Also known as green manzanita, green-leaf manzanita is an attractive spreading shrub with branching stems from 1-2 meters high arising from a thickened base. The younger twigs, petioles, and floral bracts are dark with glandular hairs or occasionally with spreading hairs while the older stems are glabrous and reddish-tinged. The leaves are elliptic, oblanceolate, obovate or spatulate in outline and 3-5 cm long and up to 2.5 cm wide. The tip of the blade is rounded or ends with a minute spine-like tip while the blade surface is bright green and shiny. The petioles are up to 1.5 cm long.

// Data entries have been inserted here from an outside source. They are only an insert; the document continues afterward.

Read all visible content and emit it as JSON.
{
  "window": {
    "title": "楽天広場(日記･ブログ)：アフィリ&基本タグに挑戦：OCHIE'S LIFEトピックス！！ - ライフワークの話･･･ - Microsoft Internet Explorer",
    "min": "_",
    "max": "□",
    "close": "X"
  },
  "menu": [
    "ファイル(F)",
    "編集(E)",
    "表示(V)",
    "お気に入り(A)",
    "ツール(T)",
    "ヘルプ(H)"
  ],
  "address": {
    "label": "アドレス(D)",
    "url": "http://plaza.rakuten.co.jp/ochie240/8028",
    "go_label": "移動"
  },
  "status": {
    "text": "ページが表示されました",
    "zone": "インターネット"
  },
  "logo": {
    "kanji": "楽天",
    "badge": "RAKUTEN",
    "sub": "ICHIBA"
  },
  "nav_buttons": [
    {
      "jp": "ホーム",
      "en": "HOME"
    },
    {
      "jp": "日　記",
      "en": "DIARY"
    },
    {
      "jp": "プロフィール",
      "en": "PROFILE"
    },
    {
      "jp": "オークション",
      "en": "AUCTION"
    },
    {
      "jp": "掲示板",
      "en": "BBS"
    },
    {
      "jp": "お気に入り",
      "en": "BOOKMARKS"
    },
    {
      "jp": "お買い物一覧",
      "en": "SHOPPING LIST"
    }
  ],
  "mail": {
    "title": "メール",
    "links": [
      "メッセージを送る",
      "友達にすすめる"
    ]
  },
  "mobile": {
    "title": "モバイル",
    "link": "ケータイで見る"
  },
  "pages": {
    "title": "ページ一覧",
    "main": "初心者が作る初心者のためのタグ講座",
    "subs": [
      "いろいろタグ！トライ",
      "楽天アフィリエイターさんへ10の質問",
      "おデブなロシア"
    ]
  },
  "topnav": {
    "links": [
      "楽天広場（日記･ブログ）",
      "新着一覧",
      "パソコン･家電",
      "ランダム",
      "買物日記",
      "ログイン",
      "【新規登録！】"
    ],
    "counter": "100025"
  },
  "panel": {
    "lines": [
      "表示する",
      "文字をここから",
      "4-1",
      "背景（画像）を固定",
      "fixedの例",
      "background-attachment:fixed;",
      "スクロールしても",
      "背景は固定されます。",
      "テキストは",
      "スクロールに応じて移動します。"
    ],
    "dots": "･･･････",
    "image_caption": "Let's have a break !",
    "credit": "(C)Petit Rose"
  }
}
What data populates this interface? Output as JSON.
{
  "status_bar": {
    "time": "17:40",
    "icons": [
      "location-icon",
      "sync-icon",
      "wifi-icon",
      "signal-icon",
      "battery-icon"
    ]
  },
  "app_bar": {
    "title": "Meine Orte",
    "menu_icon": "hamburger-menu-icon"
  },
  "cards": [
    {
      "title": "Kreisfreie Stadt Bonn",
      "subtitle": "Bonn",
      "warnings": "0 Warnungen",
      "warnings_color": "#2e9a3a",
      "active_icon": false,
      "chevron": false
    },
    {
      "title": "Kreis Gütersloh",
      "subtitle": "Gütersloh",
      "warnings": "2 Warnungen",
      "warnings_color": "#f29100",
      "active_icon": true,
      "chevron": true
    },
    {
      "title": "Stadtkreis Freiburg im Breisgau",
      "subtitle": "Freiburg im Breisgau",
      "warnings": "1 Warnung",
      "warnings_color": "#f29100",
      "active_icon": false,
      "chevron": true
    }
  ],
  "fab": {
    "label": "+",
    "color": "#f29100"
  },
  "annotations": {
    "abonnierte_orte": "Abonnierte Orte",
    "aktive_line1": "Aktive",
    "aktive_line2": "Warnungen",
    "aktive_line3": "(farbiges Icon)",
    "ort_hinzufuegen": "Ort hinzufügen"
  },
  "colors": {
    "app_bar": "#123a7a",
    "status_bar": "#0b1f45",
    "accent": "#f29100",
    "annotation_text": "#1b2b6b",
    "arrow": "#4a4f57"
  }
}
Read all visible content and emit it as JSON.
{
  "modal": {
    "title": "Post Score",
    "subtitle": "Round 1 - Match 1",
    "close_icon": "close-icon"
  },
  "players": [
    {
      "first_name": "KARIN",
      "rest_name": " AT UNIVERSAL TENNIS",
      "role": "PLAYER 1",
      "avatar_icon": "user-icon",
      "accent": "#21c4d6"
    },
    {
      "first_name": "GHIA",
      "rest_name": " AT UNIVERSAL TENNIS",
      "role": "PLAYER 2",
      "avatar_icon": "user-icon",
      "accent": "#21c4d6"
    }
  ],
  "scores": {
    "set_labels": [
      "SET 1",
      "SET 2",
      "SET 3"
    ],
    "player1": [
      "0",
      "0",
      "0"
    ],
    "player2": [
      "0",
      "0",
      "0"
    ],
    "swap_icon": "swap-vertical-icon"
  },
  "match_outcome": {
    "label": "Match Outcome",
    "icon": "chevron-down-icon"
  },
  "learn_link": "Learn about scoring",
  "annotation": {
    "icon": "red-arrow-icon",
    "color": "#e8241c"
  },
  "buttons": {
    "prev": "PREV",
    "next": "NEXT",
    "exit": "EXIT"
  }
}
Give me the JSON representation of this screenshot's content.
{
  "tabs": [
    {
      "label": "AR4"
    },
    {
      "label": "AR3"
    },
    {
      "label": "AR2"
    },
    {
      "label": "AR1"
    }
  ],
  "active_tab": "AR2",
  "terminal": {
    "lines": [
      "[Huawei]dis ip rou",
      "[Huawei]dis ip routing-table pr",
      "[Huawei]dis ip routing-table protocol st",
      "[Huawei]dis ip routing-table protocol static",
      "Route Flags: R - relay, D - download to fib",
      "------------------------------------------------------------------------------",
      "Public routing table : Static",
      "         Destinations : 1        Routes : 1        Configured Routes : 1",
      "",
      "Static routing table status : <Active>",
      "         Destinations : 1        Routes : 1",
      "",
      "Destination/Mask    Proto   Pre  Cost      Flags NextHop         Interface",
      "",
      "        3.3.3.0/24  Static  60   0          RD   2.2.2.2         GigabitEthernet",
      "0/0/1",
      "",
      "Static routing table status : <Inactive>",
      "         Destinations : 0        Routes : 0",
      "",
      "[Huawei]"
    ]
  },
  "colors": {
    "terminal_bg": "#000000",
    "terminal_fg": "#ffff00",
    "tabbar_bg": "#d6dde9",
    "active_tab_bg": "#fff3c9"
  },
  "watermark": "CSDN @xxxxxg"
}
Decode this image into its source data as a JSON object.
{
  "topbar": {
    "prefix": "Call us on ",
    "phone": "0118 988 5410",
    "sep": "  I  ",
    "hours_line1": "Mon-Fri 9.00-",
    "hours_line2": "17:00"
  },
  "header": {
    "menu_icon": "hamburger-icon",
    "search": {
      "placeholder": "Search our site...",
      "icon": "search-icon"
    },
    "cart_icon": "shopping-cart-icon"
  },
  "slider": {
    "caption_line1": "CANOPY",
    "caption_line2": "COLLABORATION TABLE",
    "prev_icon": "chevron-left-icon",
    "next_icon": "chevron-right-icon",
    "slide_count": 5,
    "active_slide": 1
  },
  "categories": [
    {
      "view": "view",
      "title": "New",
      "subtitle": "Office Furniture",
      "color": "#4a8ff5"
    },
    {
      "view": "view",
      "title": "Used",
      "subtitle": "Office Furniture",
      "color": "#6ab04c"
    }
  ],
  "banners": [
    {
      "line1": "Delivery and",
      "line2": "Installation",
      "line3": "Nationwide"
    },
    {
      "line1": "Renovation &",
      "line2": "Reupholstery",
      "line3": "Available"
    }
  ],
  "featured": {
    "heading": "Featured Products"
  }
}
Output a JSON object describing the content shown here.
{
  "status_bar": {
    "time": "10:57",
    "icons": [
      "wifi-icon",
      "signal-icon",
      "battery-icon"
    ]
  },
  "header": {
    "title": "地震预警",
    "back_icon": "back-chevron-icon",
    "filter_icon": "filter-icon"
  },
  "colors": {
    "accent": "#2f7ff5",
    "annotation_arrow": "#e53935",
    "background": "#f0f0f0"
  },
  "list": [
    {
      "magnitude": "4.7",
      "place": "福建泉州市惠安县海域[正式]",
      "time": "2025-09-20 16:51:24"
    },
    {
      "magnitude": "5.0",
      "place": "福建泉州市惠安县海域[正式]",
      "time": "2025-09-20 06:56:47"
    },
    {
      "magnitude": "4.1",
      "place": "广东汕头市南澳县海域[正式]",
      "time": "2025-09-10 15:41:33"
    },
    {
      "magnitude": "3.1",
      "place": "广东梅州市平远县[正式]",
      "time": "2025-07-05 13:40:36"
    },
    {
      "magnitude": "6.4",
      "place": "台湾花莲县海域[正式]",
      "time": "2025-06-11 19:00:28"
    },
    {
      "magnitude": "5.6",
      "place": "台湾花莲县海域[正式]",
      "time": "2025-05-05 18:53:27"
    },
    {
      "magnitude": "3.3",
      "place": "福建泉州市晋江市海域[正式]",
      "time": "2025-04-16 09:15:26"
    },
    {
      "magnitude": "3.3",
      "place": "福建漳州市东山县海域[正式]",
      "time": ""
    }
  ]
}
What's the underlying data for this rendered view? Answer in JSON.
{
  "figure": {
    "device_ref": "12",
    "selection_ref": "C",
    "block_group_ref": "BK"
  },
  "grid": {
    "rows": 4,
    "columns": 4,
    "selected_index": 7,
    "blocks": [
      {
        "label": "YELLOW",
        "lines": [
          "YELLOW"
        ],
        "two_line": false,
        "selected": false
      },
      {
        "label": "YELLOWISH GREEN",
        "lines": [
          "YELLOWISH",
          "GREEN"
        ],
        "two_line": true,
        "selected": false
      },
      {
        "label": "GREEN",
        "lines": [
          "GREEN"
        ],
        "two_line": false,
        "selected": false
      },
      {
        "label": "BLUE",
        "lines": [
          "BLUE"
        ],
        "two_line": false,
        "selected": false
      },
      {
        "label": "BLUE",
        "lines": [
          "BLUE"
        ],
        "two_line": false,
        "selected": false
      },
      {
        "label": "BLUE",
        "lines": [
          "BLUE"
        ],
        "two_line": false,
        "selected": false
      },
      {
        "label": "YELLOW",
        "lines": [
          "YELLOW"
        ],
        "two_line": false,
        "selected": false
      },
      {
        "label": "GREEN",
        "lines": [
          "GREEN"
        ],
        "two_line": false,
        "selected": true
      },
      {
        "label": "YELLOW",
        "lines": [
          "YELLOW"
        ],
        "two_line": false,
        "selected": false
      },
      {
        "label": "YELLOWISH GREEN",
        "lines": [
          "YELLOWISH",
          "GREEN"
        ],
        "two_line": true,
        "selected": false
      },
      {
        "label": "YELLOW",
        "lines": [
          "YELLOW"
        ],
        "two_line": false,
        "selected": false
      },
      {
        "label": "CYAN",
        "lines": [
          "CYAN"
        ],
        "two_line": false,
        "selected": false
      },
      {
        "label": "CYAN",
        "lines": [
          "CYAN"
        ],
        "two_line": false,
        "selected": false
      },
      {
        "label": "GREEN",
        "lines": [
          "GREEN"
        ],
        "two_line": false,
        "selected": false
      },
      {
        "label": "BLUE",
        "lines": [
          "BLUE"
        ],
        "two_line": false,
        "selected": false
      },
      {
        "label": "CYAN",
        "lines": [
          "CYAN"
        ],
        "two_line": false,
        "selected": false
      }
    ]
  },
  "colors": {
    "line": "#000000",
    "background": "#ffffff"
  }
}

The flowers are found in dense, short panicles. The glabrous pedicels are 4-6 mm long while the floral bracts are triangular and 1-2.5 mm long. The sepals are white with membranous tips and the pink corollas are urn-shaped and bright pink, measuring up to 6 mm long. The glabrous fruit is is brownish to blackish and 7-10 mm wide.
Green-leaf manzanita may be found in open conifer forests at moderate elevations in the mountains.
Green-leaf manzanita may be found from near Mt. Hood in the northern Oregon Cascade Mts. south to southern Oregon and east through south-central Oregon to Colorado and further south through the Coast Range and Sierra Nevada to southern California.